Еще одна проблема тех, кто вырабатывает свой стиль и желает его сохранить, это издатель. Или – если точнее – редактор, корректор и вбитый издателем в голову “House Style”, который неизменно мешает попыткам соблюсти при помощи пунктуации нужный писателю ритм и темп. (Если он нарушен в одном предложении или абзаце, порой, грозит пойти прахом все здание романа. А поскольку темп зависит от длины – слов, предложения, абзаца, страницы и всего романа – то, в конечном итоге, и редактору не удается достичь вожделенной цели – сократить по максимуму.)

В моей профессиональной карьере борьба с издателями за сохранение ритма была самой большой трудностью. Любая ремарка корректора-недоучки, призванная притянуть текст к общепринятым нормам, сгладить острые углы в предложении или избавиться от повторений, мешает мне. Она либо нарушает ритм, над которым я столько трудился, либо заставляет хромать на обе ноги взятый мной темп, либо лишает текст моей индивидуальности, моего стиля. В 1927 году, спустя семьдесят пять лет после ожесточенных битв Флобера с редакторами, Уильям Фолкнер писал своим издателям в «Бони и Ливерайт»: «…Киньте редактору косточку либо умаслите его чем-нибудь. Он до смерти замучил мой текст знаками препинания, безвозмездно и сверх меры ссудив мне кавычек и запятых, которые мне совсем не нужны (sic)».  

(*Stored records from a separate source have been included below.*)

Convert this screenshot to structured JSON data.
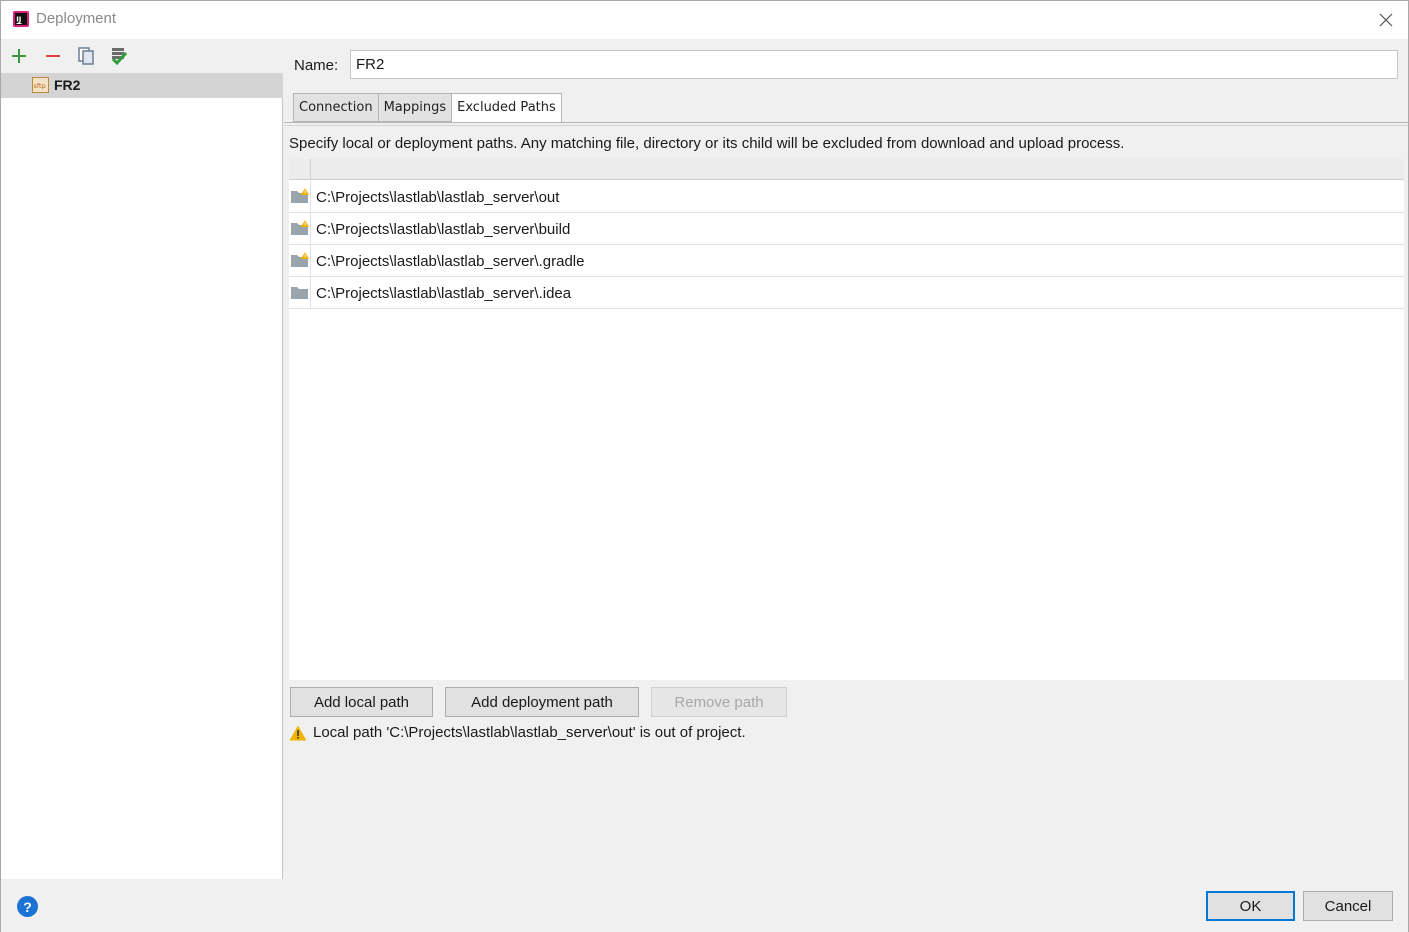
{
  "window": {
    "title": "Deployment"
  },
  "sidebar": {
    "toolbar": {
      "add_icon": "plus-icon",
      "remove_icon": "minus-icon",
      "copy_icon": "copy-icon",
      "default_icon": "check-server-icon"
    },
    "servers": [
      {
        "label": "FR2",
        "icon": "sftp-icon",
        "selected": true
      }
    ]
  },
  "form": {
    "name_label": "Name:",
    "name_value": "FR2"
  },
  "tabs": [
    {
      "label": "Connection",
      "active": false
    },
    {
      "label": "Mappings",
      "active": false
    },
    {
      "label": "Excluded Paths",
      "active": true
    }
  ],
  "excluded": {
    "description": "Specify local or deployment paths. Any matching file, directory or its child will be excluded from download and upload process.",
    "rows": [
      {
        "path": "C:\\Projects\\lastlab\\lastlab_server\\out",
        "icon": "folder-warning-icon"
      },
      {
        "path": "C:\\Projects\\lastlab\\lastlab_server\\build",
        "icon": "folder-warning-icon"
      },
      {
        "path": "C:\\Projects\\lastlab\\lastlab_server\\.gradle",
        "icon": "folder-warning-icon"
      },
      {
        "path": "C:\\Projects\\lastlab\\lastlab_server\\.idea",
        "icon": "folder-icon"
      }
    ],
    "buttons": {
      "add_local": "Add local path",
      "add_deployment": "Add deployment path",
      "remove": "Remove path"
    },
    "warning": "Local path 'C:\\Projects\\lastlab\\lastlab_server\\out' is out of project."
  },
  "dialog": {
    "help": "?",
    "ok": "OK",
    "cancel": "Cancel"
  },
  "colors": {
    "accent": "#0078d7",
    "add_green": "#3a9a3a",
    "remove_red": "#d9413d",
    "warning": "#e8a800"
  }
}
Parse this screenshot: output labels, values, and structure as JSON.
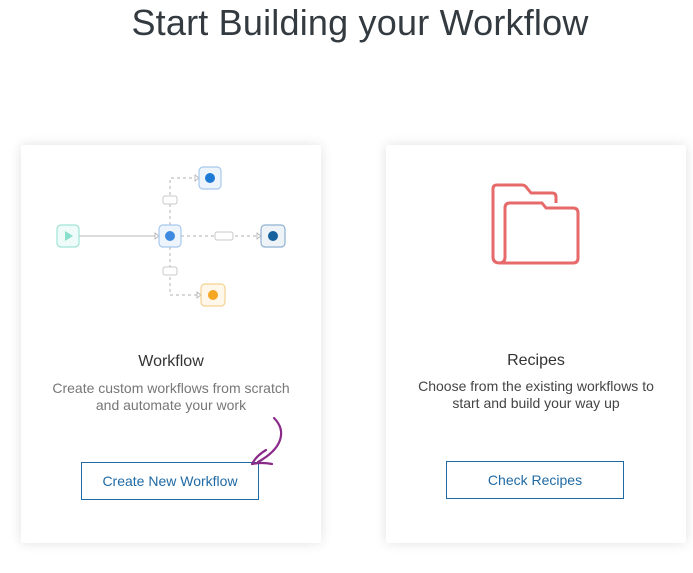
{
  "page": {
    "title": "Start Building your Workflow"
  },
  "cards": {
    "workflow": {
      "title": "Workflow",
      "description": "Create custom workflows from scratch and automate your work",
      "button_label": "Create New Workflow",
      "illustration": "workflow-diagram-icon"
    },
    "recipes": {
      "title": "Recipes",
      "description": "Choose from the existing workflows to start and build your way up",
      "button_label": "Check Recipes",
      "illustration": "folder-icon"
    }
  },
  "colors": {
    "button_border": "#1f6aa5",
    "folder": "#e66a6a",
    "node_blue": "#1f7ad6",
    "node_dark_blue": "#16609e",
    "node_orange": "#f5a623",
    "node_teal": "#7ddbc9",
    "annotation_arrow": "#8a2b8a"
  }
}
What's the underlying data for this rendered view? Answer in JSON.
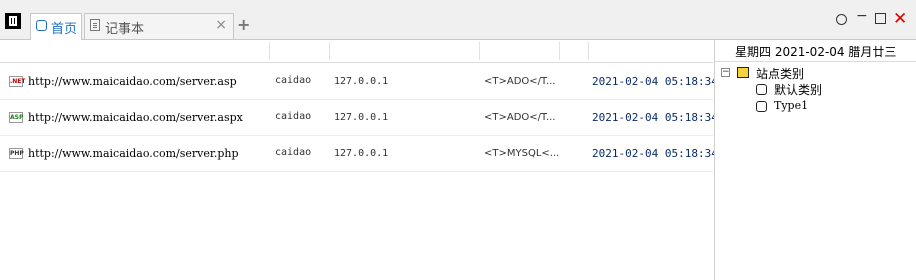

«Госпожа Бовари» была опубликована несколькими выпусками в «La Revue de Paris», где кресло редактора занимали Дю Кан, давний друг Флобера, и Лоран-Пеншан. Один беглый взгляд на запись Дю Кана, приложенную к издательским правкам, может заставить содрогнуться любого писателя: «Я отдал Вашу рукопись Лорану только с самыми лучшими рекомендациями. Мы, не сговариваясь, потянулись за пилой, чтобы подсократить текст… Я глубоко убежден, что если вы не последуете моим советам, то серьезно скомпрометируете себя, начав литературную карьеру со спутанной, громоздкой работы. Красот стиля недостаточно, чтобы удержать интерес читателя. Смелее, мой друг. Зажмурьтесь, пока идет операция, и доверьтесь нам. Я прошу этого отнюдь не потому, что считаю себя талантливым, но единственно ссылаясь на приобретенный нами в подобных вопросах опыт и на нашу симпатию к Вам. Вы похоронили роман под грудой всячины, красивой, но поверхностной».

Крайне сомнительно, чтобы Флобер был убежден советами зажмуриться, пока над ним орудуют пилой. Во-первых, писатель был сыном одного знаменитого хирурга и братом другого. А кроме того, одна из самых ужасных сцен в мировой литературе принадлежит именно страницам «Госпожи Бовари», когда супруг Эммы доктор Шарль, подзуживаемый женой, решается на глупую, халтурную операцию и окончательно калечит косолапого паренька, сначала выхолащивая его, а затем загоняя в могилу.

Вот одна из сцен, которую редакторы сочли необходимым убрать, — сцена пробуждения Эммы и Шарля некоторое время спустя свадьбы. Нам открываются не только переливы цветов в живых глазах Эммы, но и сильное, глубокое чувство Шарля:

«По утрам, лежа лицом к ней, он любовался игрой света на золотом пушке ее щек, частично прикрытых изгибами ночного колпака. Со столь близкого расстояния ее глаза поражали, особенно, когда при пробуждении чуть трепетали ресницы. Ее взор отливал черным в тени и казался темно-синим при ярком свете дня. Казалось, что цвет ее глаз шел откуда-то из глубин, сгущаясь к зрачку и светлея к белку. Взгляд самого Шарля терялся в этих глубинах, где он видел себя в миниатюре по плечи, в обернутом вокруг головы шелковом шарфе и открытой сорочке».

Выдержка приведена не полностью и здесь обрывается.